And that concludes my assessment of the changes TfL are proposing – for daytime routes. I regret I’m not motivated to look at night routes so am passing on that. As you can see there’s some sensible reductions proposed but there are also some that need binning, as I’ve explained, particularly routes 12, 24, 31 and 205 (and 88/214) which should be left untouched.

Throughout this analysis I’ve referred to TfL’s references to “broken links” being the number of daily trips which will involve a change of bus if these proposals go ahead. If you add all these up they’re getting on for 100,000. That’s an awful lot of journeys being disrupted every day.

This all comes just three months after TfL published its “bold vision for buses” in its hyped up Bus Action Plan which I commented on in March. I’m not sure these proposals fit in with that “bold vision” which promised a “modern bus network to attract more customers and help the capital become net zero by 2030”. That Action Plan set a target of increasing passenger journeys by 50% on London’s buses by 2041. These proposals aren’t an encouraging start towards that ambitious target.

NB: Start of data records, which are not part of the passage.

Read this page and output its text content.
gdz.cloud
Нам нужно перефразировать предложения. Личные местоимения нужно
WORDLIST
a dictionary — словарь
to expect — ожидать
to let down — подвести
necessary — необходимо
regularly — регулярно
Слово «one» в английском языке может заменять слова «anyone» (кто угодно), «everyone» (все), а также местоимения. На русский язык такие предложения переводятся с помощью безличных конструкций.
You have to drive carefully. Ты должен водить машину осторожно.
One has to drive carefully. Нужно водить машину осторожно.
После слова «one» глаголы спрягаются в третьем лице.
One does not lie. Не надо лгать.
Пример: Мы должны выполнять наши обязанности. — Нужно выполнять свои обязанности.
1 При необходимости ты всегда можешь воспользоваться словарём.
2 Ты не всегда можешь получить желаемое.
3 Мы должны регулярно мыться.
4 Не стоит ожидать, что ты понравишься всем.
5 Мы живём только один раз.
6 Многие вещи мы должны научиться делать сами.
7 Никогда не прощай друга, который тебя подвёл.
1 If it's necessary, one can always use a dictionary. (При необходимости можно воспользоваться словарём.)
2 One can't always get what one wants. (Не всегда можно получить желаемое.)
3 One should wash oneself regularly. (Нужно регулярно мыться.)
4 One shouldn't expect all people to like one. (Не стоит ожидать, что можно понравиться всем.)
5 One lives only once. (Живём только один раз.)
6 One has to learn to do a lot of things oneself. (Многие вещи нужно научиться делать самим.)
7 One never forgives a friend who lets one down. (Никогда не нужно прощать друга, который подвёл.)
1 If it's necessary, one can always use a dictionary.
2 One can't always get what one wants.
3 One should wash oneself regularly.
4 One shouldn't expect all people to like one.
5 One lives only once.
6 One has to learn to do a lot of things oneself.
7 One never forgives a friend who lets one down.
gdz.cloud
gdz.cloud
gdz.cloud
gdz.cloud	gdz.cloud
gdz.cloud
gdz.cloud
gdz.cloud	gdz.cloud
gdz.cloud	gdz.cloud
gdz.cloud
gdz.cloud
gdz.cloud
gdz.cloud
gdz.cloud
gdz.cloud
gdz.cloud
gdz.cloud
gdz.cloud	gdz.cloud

As I commented in my blogpost about routes 11 and 24, it’s regrettable these changes have come forward at such a scale but it’s inevitable while the policy is (a) to hold London’s flat fare as low as £1.65 as well as the hopper fare, (b) the marketing to stimulate and encourage bus travel is pretty much non existent, (c) information provision is somewhere between woeful and dire; while on the costs side, (d) journeys are timed at a snail’s pace and (e) there’s far too much layover time at termini meaning buses spend too little time actually earning money (c.f. my Earls Court Tesco route C3 experience).

If I were advising Louise Cheesman, TfL’s Director of Bus, I’d recommend tackling those five issues first, before heading down the proposed spiral of decline that these cuts will inevitably take London’s buses. One thing is certain, these cuts may take a few hundred buses out (including many expensive New Routemasters (remind me who was the Mayor who foisted them on to TfL?), may reduce mileage by around 8% (I’m guessing) and reduce the number of drivers required by a few hundred too, but they’ll also definitely mean proportionately even fewer passengers travelling by bus in London (they always do) ….. necessitating more cuts.

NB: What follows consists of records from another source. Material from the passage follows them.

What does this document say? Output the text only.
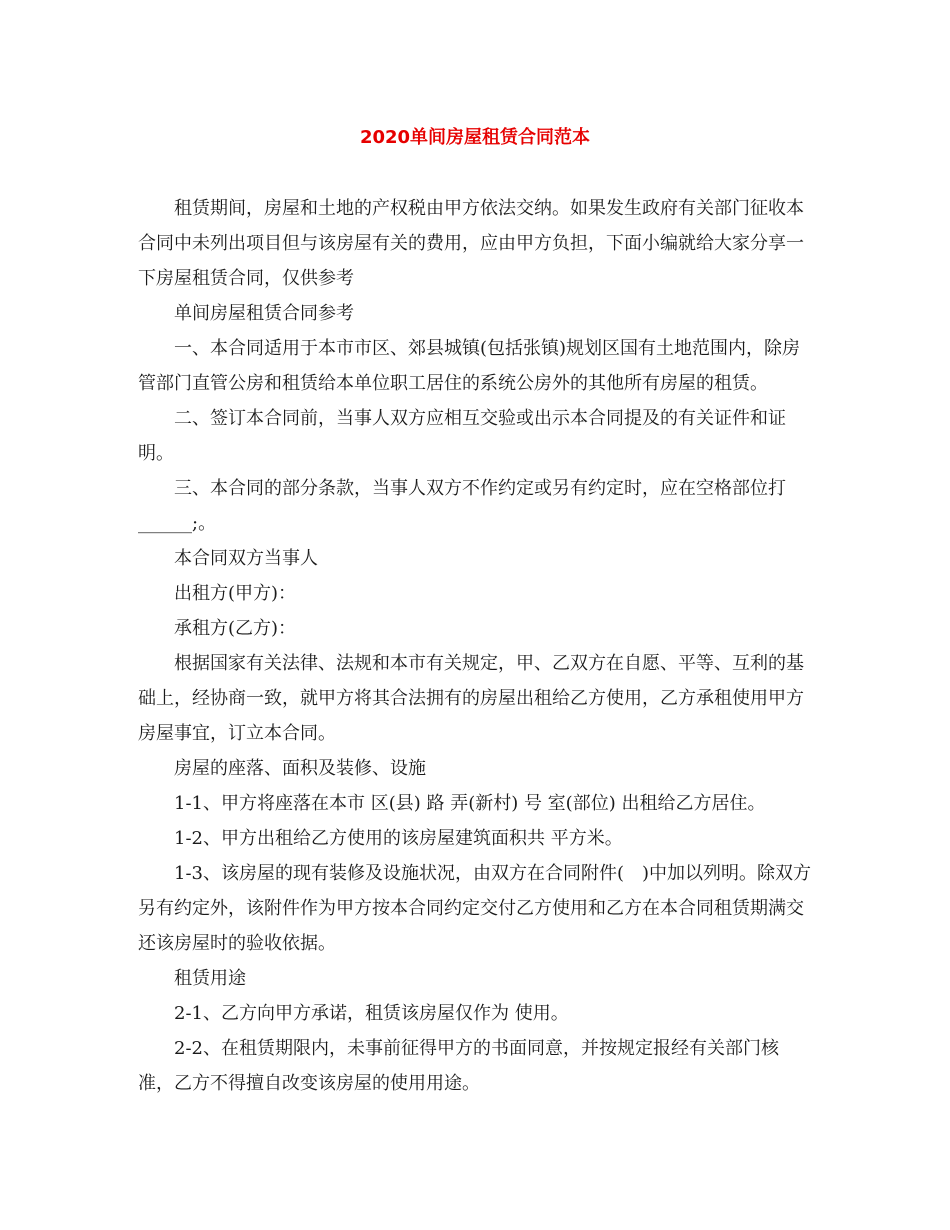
2020单间房屋租赁合同范本

租赁期间，房屋和土地的产权税由甲方依法交纳。如果发生政府有关部门征收本合同中未列出项目但与该房屋有关的费用，应由甲方负担，下面小编就给大家分享一下房屋租赁合同，仅供参考

单间房屋租赁合同参考

一、本合同适用于本市市区、郊县城镇(包括张镇)规划区国有土地范围内，除房管部门直管公房和租赁给本单位职工居住的系统公房外的其他所有房屋的租赁。

二、签订本合同前，当事人双方应相互交验或出示本合同提及的有关证件和证明。

三、本合同的部分条款，当事人双方不作约定或另有约定时，应在空格部位打______;。

本合同双方当事人

出租方(甲方)：

承租方(乙方)：

根据国家有关法律、法规和本市有关规定，甲、乙双方在自愿、平等、互利的基础上，经协商一致，就甲方将其合法拥有的房屋出租给乙方使用，乙方承租使用甲方房屋事宜，订立本合同。

房屋的座落、面积及装修、设施

1-1、甲方将座落在本市 区(县) 路 弄(新村) 号 室(部位) 出租给乙方居住。

1-2、甲方出租给乙方使用的该房屋建筑面积共 平方米。

1-3、该房屋的现有装修及设施状况，由双方在合同附件(　)中加以列明。除双方另有约定外，该附件作为甲方按本合同约定交付乙方使用和乙方在本合同租赁期满交还该房屋时的验收依据。

租赁用途

2-1、乙方向甲方承诺，租赁该房屋仅作为 使用。

2-2、在租赁期限内，未事前征得甲方的书面同意，并按规定报经有关部门核准，乙方不得擅自改变该房屋的使用用途。
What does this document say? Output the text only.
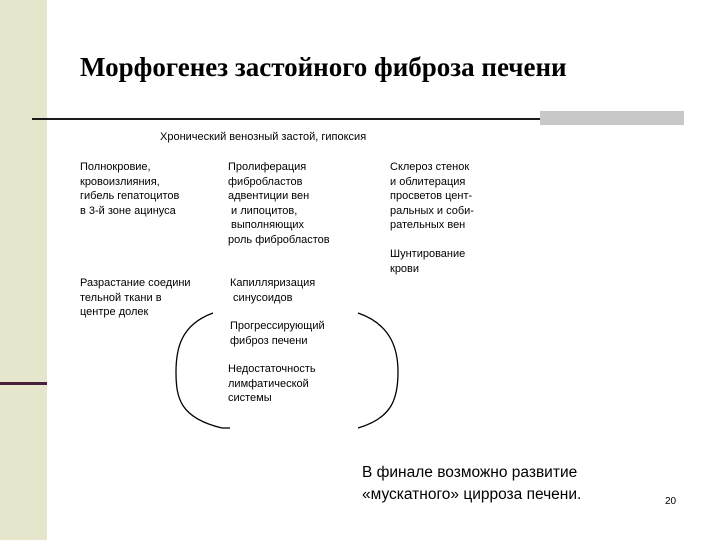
Морфогенез застойного фиброза печени
Хронический венозный застой, гипоксия
Полнокровие,
кровоизлияния,
гибель гепатоцитов
в 3-й зоне ацинуса
Пролиферация
фибробластов
адвентиции вен
и липоцитов,
выполняющих
роль фибробластов
Склероз стенок
и облитерация
просветов цент-
ральных и соби-
рательных вен
Шунтирование
крови
Разрастание соедини
тельной ткани в
центре долек
Капилляризация
синусоидов
Прогрессирующий
фиброз печени
Недостаточность
лимфатической
системы
В финале возможно развитие
«мускатного» цирроза печени.	20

If you want to let TfL know your views, the consultation is open until Tuesday 12th July and you can “have your say” here. Or email Haveyoursay@tfl.gov.uk or write to FREEPOST TFL HAVE YOUR SAY (CLBR). You can also let London Travelwatch have your views – by Friday 24th June – at bus.consultation@london travelwatch.org.uk

Finally, Mike Harris has kindly updated his Greater London Bus Map showing how central London’s bus network will look if all these proposals (along with the recent proposed changes to routes 1, 168, 188 and 21, 143, 263, 271) are implemented. Mike’s made this available free to download or view on his web site here and is well worth a look.

Roger French

Blogging timetable: 06:00 TThSSu

23 thoughts on “My verdict on TfL’s bus cuts (Part 2)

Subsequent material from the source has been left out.